Sunday I went tromping back into a place I Deer Hunt. I hardly seen any Deer sign along the old road, I didn't see any acorns. I did flush a Grouse. It's an open south facing ridge looking off across the French Broad Valley. I saw a hickory tree just as green as summer. Yesterday evening I was looking around the house. In back there are two hickory's bright yellow, in front there is one still green. No lie, I have looked in the back yard and seen ice hanging on the limbs bending them down up the mountain side, and not a bit of ice in the front yard down the hill. It's an amazing world we live in.

This post is about long enough, so I'll stop right here. You'l can comment now.
The Appalachainist

7 Comments:

Anonymous Anonymous said...

just a few quick words...

GO Squeaky!! ( :

hugs~

8:03 PM  
Anonymous Anonymous said...

Yeahhhhhhhhhh, boy! It was exhausting to read all of that. It was exciting to read . . . all the places of a well traveled mountain have names. It reminded be of Where the Red Fern Grows. It was/is good. Go Squeaky! {:)

8:08 PM  
Blogger Lee Ann said...

Hey Bell, pretty baby!

Have a great week!
~xo
Lee Ann

8:33 PM  
Blogger Hill Billy Rave said...

It's raining. The sky looks about purple this morning.

Give me an "S"!...Give me a "Q"...Squeaky appreciates the support, Janie.

I'm determined to let them off the lead next hunt.

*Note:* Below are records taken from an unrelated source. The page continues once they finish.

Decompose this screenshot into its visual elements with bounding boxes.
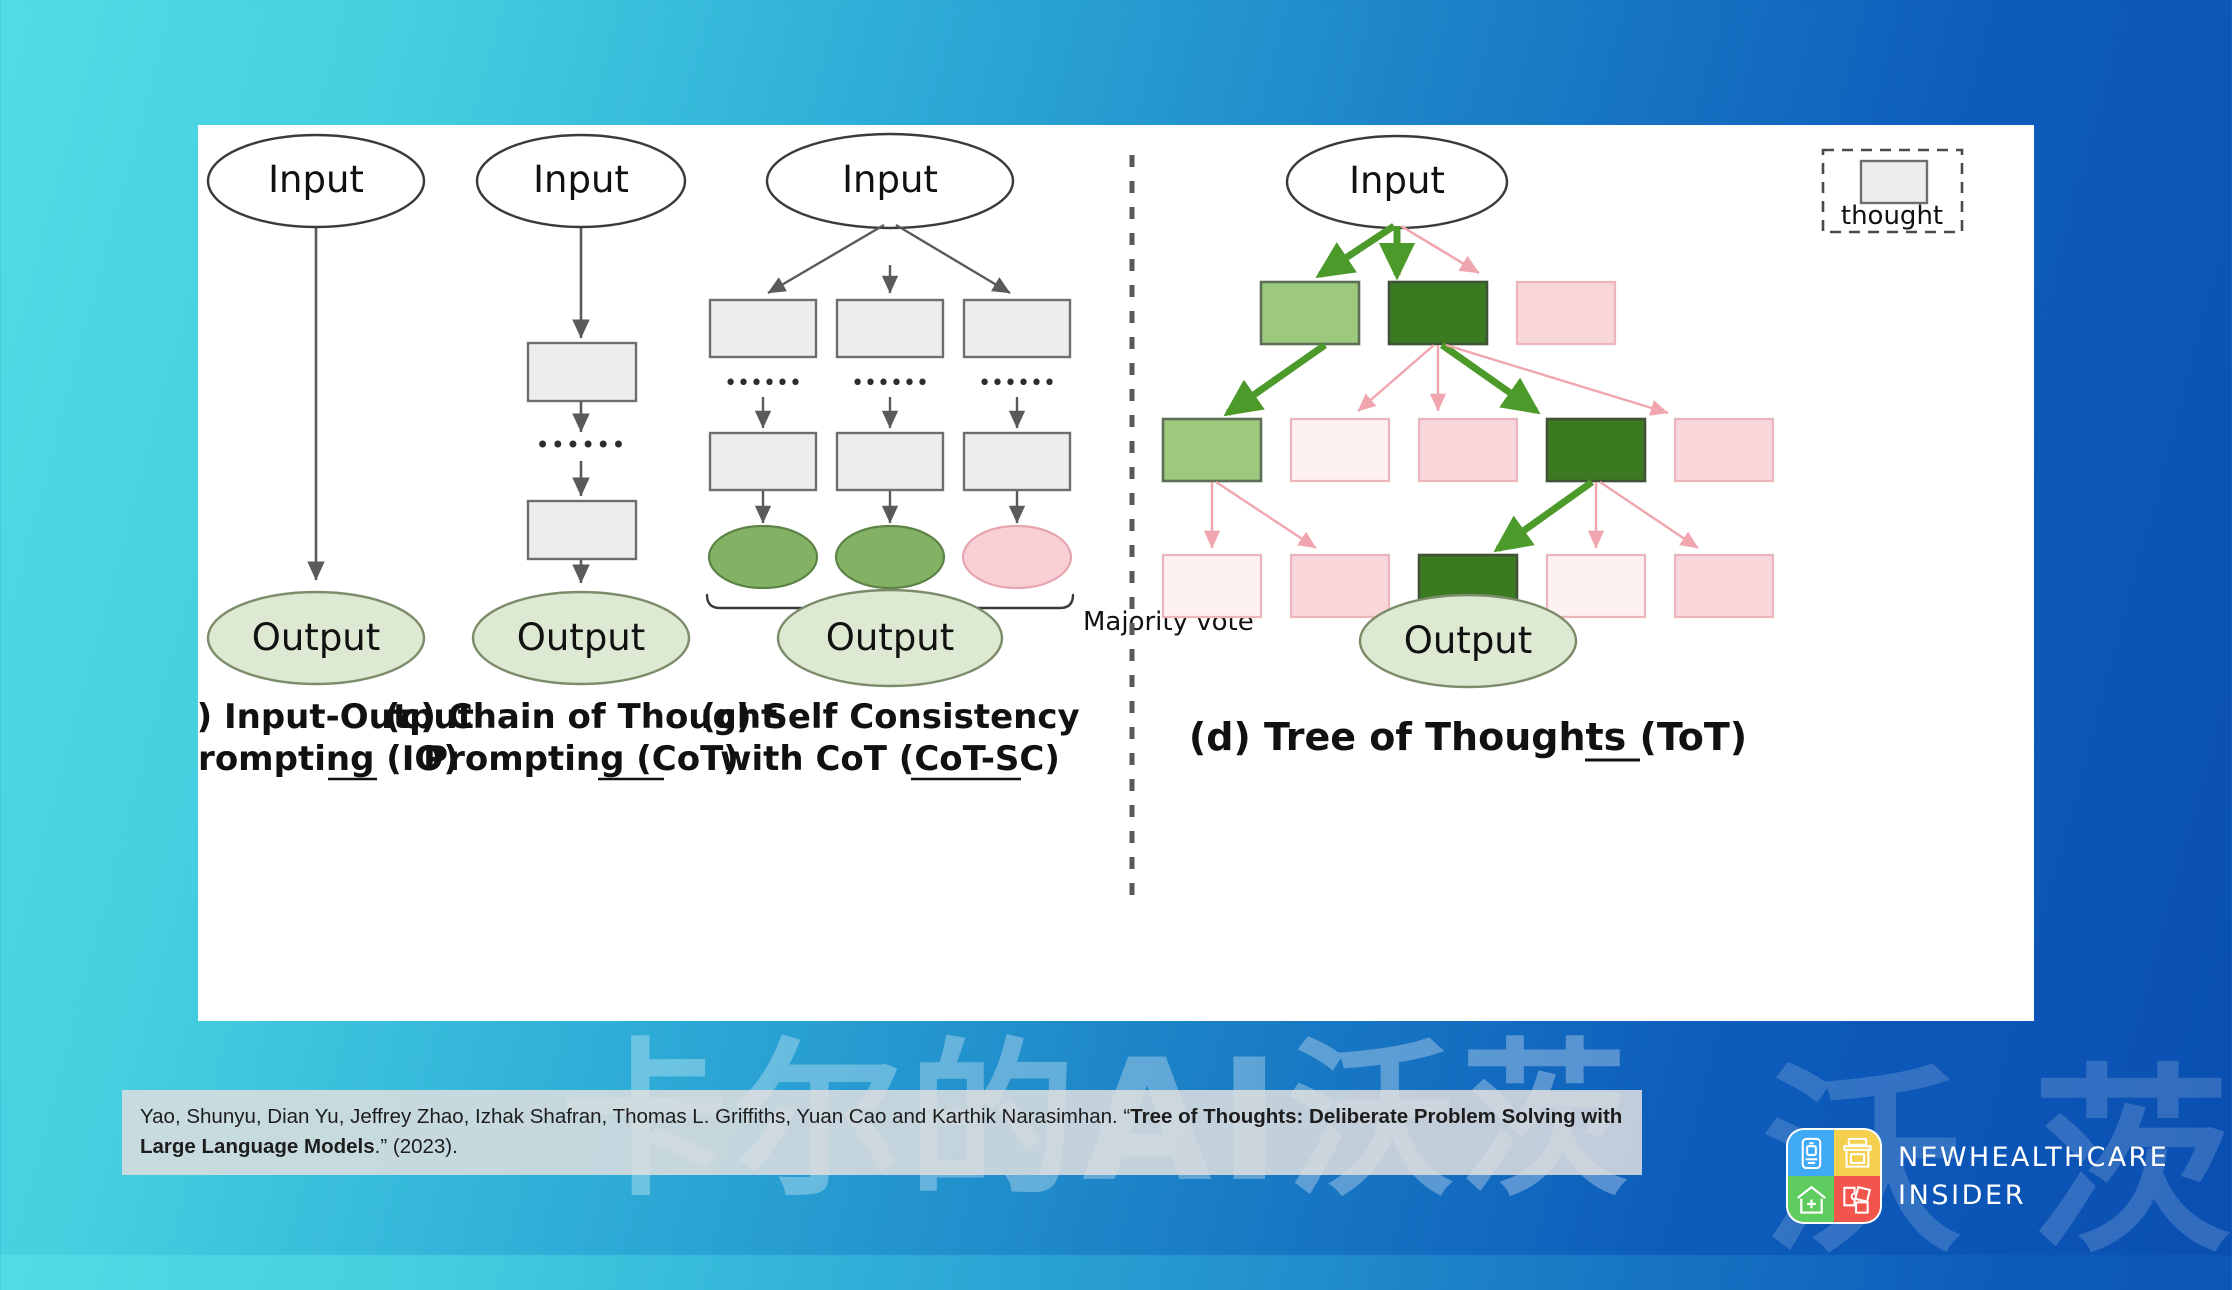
tot-edge-l1a-l2a [1223, 342, 1328, 417]
panel-tot: thought Input Output (d) Tree of Thought… [1161, 134, 1964, 762]
puzzle-icon [1834, 1176, 1880, 1222]
cot-thought-1 [526, 341, 638, 403]
tot-node-l2-1 [1161, 417, 1263, 483]
io-caption-line2: Prompting (IO) [198, 739, 459, 779]
tot-edge-l1b-l2b [1357, 344, 1435, 412]
cotsc-result-2 [834, 524, 946, 590]
tot-caption: (d) Tree of Thoughts (ToT) [1189, 715, 1747, 759]
logo-line-1: NEWHEALTHCARE [1898, 1141, 2169, 1173]
citation-part1: Yao, Shunyu, Dian Yu, Jeffrey Zhao, Izha… [140, 1105, 1131, 1128]
cotsc-thought-2a [835, 298, 945, 359]
cotsc-thought-1b [708, 431, 818, 492]
cot-thought-2 [526, 499, 638, 561]
tot-node-l3-1 [1161, 553, 1263, 619]
phone-icon [1788, 1130, 1834, 1176]
io-output-label: Output [252, 616, 381, 659]
panel-io: Input Output (a) Input-Output Prompting … [198, 133, 474, 781]
cotsc-result-3 [961, 524, 1073, 590]
tot-node-l3-2 [1289, 553, 1391, 619]
cot-input-label: Input [533, 158, 629, 201]
shop-icon [1834, 1130, 1880, 1176]
tot-node-l3-5 [1673, 553, 1775, 619]
tot-edge-l1b-l2e [1445, 343, 1669, 416]
cotsc-ellipsis-1: •••••• [724, 371, 802, 396]
tot-input-label: Input [1349, 159, 1445, 202]
cot-caption-line2: Prompting (CoT) [423, 739, 739, 779]
citation-part2: .” (2023). [374, 1134, 458, 1158]
cotsc-ellipsis-3: •••••• [978, 371, 1056, 396]
cotsc-thought-1a [708, 298, 818, 359]
tot-node-l2-5 [1673, 417, 1775, 483]
citation-block: Yao, Shunyu, Dian Yu, Jeffrey Zhao, Izha… [122, 1090, 1642, 1176]
tot-node-l1-1 [1259, 280, 1361, 346]
cotsc-thought-3b [962, 431, 1072, 492]
cotsc-branch-right [895, 223, 1011, 295]
tot-edge-l2d-l3e [1599, 481, 1699, 549]
tot-node-l2-4 [1545, 417, 1647, 483]
logo-line-2: INSIDER [1898, 1179, 2027, 1211]
cotsc-output-label: Output [826, 616, 955, 659]
cotsc-input-label: Input [842, 158, 938, 201]
tot-edge-root-l1a [1315, 223, 1396, 279]
logo-mark [1786, 1128, 1882, 1224]
thought-legend-label: thought [1841, 201, 1943, 231]
cotsc-caption-line2: with CoT (CoT-SC) [720, 739, 1060, 779]
cotsc-result-1 [707, 524, 819, 590]
tot-edge-l2d-l3c [1493, 479, 1595, 553]
newhealthcare-insider-logo[interactable]: NEWHEALTHCARE INSIDER [1786, 1128, 2169, 1224]
cotsc-thought-2b [835, 431, 945, 492]
cotsc-thought-3a [962, 298, 1072, 359]
tot-node-l2-2 [1289, 417, 1391, 483]
logo-wordmark: NEWHEALTHCARE INSIDER [1898, 1142, 2169, 1211]
tot-edge-l2a-l3b [1215, 480, 1317, 550]
tot-edge-root-l1c [1400, 224, 1480, 275]
cotsc-ellipsis-2: •••••• [851, 371, 929, 396]
tot-node-l2-3 [1417, 417, 1519, 483]
thought-legend-swatch [1859, 159, 1929, 205]
cotsc-branch-left [767, 223, 885, 295]
io-input-label: Input [268, 158, 364, 201]
tot-node-l1-2 [1387, 280, 1489, 346]
tot-node-l3-4 [1545, 553, 1647, 619]
tree-of-thoughts-figure: Input Output (a) Input-Output Prompting … [198, 125, 2034, 1021]
cot-output-label: Output [517, 616, 646, 659]
cotsc-caption-line1: (c) Self Consistency [700, 697, 1079, 737]
tot-node-l1-3 [1515, 280, 1617, 346]
tot-output-label: Output [1404, 619, 1533, 662]
figure-card: Input Output (a) Input-Output Prompting … [198, 125, 2034, 1021]
tot-edge-l1b-l2d [1439, 342, 1541, 415]
hospital-home-icon [1788, 1176, 1834, 1222]
cot-ellipsis: •••••• [536, 431, 627, 459]
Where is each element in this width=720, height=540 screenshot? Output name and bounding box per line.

I don't know much about Where the Red Fern Grows. You've got my curiosity up, Bill.

Long time no see, Lee Ann. It's raining and that's a great thing. I'm going to have a good week.

6:55 AM  
Anonymous Anonymous said...

I love Bell, she is purdy!

I don't get using radios while hunting, modern technology in the woods? What did they do in the old days? All I can visualize is the people that use cameras to find fish, sorta like cheatin.

Anyhoo, very glad you got out and did a little huntin and the pups had some fun.

6:26 PM  
Anonymous Anonymous said...

Well, if Twister's going Amish on ya' he might appreciate this look at the Amish Culture.

What's the pic of the drilling rig about? You getting a new well put in?

7:47 PM  
Blogger Hill Billy Rave said...

Anonymous, for some reason Bell was real barkative this morning.

As for radios, something to be realised, this is taking place over several square miles of very rugged terrian. There are a limited number of us to cover allot of ground and hunts are usually done in a day.

In the past, it would be more of a community thing, people would be lined up at key places and would sometimes use horns to signal. A hunt could and still can go for days. Back in those days there was no Bear Sanctuary and people didn't throw a fit if you got on their property.

Gunner, that was being drilled on Government Land at the Coweeta Creek Biolgical Lab. I have spring water, which is getting replenished as we speek. A man could walk under that thing.